Perajin Bata Desa Klampisan Ngawi


Katimin, Kepala Desa Klampisan,kepada Gema Desa menjelaskan, potensi ekonomi Desa Klampisan sangat terbelakang jika dibandingkan dengan desa sekitar,yaitu Desa Kasreman dan Sidorejo. Pasalnya, hampir 50 persen penduduk Klampisan menggantungkan hidupnya dari pembuatan batu bata merah. Warga Klampisan tidak mempunyai sawah untuk ditanami padi, karena harga tanah di Klampisan tergolong mahal. Akibatnya,warga memilih menjadi buruh tani dan sebagian lain perajin batu bata,kerupuk dan pedagang sayur keliling.


“Warga kami banyak yang menjadi perajin batu bata. Dalam satu minggu perajin bisa mendapatkan untung Rp 7 juta. Keuntungan itu masih kotor sebelum dipotong utang modal kepada UPKu,” kata Katimin.


Dijelaskan Katimin, setiap perajin mendapatkan bantuan modal usaha dari pemerintah desa sebesar Rp 1-3 juta. Pinjaman itu dikembalikan dalam waktu sepuluh bulan dengan cicilan Rp 300 ribu per bulan. Bunganya hanya 1,5 persen, lebih kecil dari pinjaman di bank atau rentenir. “Kami ingin program bantuan modal usaha ini berlanjut. Alasannya, banyak masyarakat yang membutuhkan bantuan modal untuk meningkatkan taraf  hidup,” kata Katimin.


Gempa Jogya


Mayoritas warga Desa Klampisan adalah perajin batu bata merah, karena struktur tanah dan mudahnya akses pemasaran. Maklum, jika punya modal besar usaha batu bata merah cukup menjanjikan. Salah seorang perajin batu bata merah adalah Suroso (54),  warga Desa Klampisan. Dia sudah menekuni usaha batu merah sejak 20 tahun silam. Usaha tersebut warisan dari orang tuanya.

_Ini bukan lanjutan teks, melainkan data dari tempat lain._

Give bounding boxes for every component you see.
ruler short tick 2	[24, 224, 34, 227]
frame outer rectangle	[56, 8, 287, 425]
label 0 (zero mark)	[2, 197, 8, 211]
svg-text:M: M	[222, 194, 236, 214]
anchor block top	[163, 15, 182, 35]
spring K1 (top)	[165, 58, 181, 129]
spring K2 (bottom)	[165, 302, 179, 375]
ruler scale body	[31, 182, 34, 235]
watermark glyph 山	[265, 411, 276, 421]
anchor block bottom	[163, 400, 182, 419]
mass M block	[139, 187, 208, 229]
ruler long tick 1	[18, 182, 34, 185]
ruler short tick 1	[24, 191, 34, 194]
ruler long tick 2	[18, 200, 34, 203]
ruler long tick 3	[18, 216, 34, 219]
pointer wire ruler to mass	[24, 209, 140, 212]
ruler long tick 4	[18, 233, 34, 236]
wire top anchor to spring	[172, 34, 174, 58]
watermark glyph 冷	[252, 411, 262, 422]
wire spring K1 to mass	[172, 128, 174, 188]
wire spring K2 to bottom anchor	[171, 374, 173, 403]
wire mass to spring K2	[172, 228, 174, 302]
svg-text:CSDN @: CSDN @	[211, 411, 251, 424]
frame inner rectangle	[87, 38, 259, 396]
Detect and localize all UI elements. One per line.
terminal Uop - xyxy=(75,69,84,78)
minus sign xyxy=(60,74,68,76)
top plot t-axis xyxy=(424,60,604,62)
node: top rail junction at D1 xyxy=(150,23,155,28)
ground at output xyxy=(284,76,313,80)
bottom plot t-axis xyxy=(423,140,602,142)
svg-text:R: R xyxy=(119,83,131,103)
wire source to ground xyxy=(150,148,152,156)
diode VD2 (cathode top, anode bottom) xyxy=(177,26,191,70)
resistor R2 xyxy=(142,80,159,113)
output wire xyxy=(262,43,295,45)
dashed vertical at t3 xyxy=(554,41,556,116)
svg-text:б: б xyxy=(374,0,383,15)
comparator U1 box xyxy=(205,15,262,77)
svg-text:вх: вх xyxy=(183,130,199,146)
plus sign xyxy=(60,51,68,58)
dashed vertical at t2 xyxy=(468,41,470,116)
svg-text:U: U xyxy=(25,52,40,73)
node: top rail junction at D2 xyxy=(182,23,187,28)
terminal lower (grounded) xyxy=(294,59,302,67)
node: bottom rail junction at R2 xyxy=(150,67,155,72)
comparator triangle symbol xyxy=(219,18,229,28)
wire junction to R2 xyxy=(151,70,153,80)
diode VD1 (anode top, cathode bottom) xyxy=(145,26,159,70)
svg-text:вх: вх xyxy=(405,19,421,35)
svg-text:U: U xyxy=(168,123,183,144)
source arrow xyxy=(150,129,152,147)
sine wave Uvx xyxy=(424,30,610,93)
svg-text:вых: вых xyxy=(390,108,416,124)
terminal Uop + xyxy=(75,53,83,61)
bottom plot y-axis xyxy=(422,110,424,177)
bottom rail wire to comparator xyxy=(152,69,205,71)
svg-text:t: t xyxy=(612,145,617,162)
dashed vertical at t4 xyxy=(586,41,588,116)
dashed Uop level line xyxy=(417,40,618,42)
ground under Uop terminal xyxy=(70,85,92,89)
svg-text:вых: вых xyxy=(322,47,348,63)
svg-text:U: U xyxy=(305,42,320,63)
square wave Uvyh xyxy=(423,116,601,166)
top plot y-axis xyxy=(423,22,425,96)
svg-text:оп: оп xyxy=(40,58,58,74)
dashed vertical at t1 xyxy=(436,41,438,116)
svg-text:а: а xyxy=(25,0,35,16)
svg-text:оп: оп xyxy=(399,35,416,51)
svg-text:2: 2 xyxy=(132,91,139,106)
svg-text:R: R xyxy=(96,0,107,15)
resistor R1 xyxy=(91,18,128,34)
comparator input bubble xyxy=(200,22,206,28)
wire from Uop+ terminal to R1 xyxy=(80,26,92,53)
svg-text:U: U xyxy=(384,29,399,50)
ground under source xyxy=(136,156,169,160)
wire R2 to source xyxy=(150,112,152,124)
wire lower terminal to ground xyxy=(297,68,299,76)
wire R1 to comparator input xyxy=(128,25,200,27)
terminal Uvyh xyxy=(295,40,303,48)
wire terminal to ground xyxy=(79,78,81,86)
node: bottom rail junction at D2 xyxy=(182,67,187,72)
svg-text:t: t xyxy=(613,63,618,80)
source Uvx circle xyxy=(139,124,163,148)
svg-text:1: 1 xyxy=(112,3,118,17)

“Kami buat batu bata modalnya pinjam dari UPKu. Setiap bulan kami harus cicil dari keuntungan batu bata merah. Setiap bulan kami bisa menadapatkan untung Rp 3 juta setelah dipotong biaya roduksi,”kata Suroso.


Menurut Suroso, usaha batu batu merah membutuhkan modal dan ketekunan, mulai dari mendesain tanah liat sampai proses pembakaran.Untuk membuat batu bata dibutuhkan minimal 10 hari dengan modal usaha rata-rata Rp 1,5 juta dengan jumlah 1 ribu biji batu bata. Perinciannya, harga batu bata setelah  proses pembakaran Rp 350/biji, sementara  harga jual Rp 500/biji. Nah, dalam 10 hari perajin batu bata rata-rata bisa memproduksi batu bata sebanyak 7 ribu biji. Kondisi tersebut bisa terlaksana jika musim kemarau tiba, sementara pada musim hujan perajin hanya bisa memproduksi batu bata 7 ribu per bulan, karena sulitnya mengeringkan tanah liat dan proses pembakaran.


“Kendala utama perajin batu bata adalah cuaca. Ketika musim hujan perajin biasanya banyak mengalami kerugian, karena batu bata sulit kering dan proses pembakaran butuh modal besar. Sementara untuk pemasaran banyak perajinbatu bata yang kualahan memenuhi pesanan,” akunya.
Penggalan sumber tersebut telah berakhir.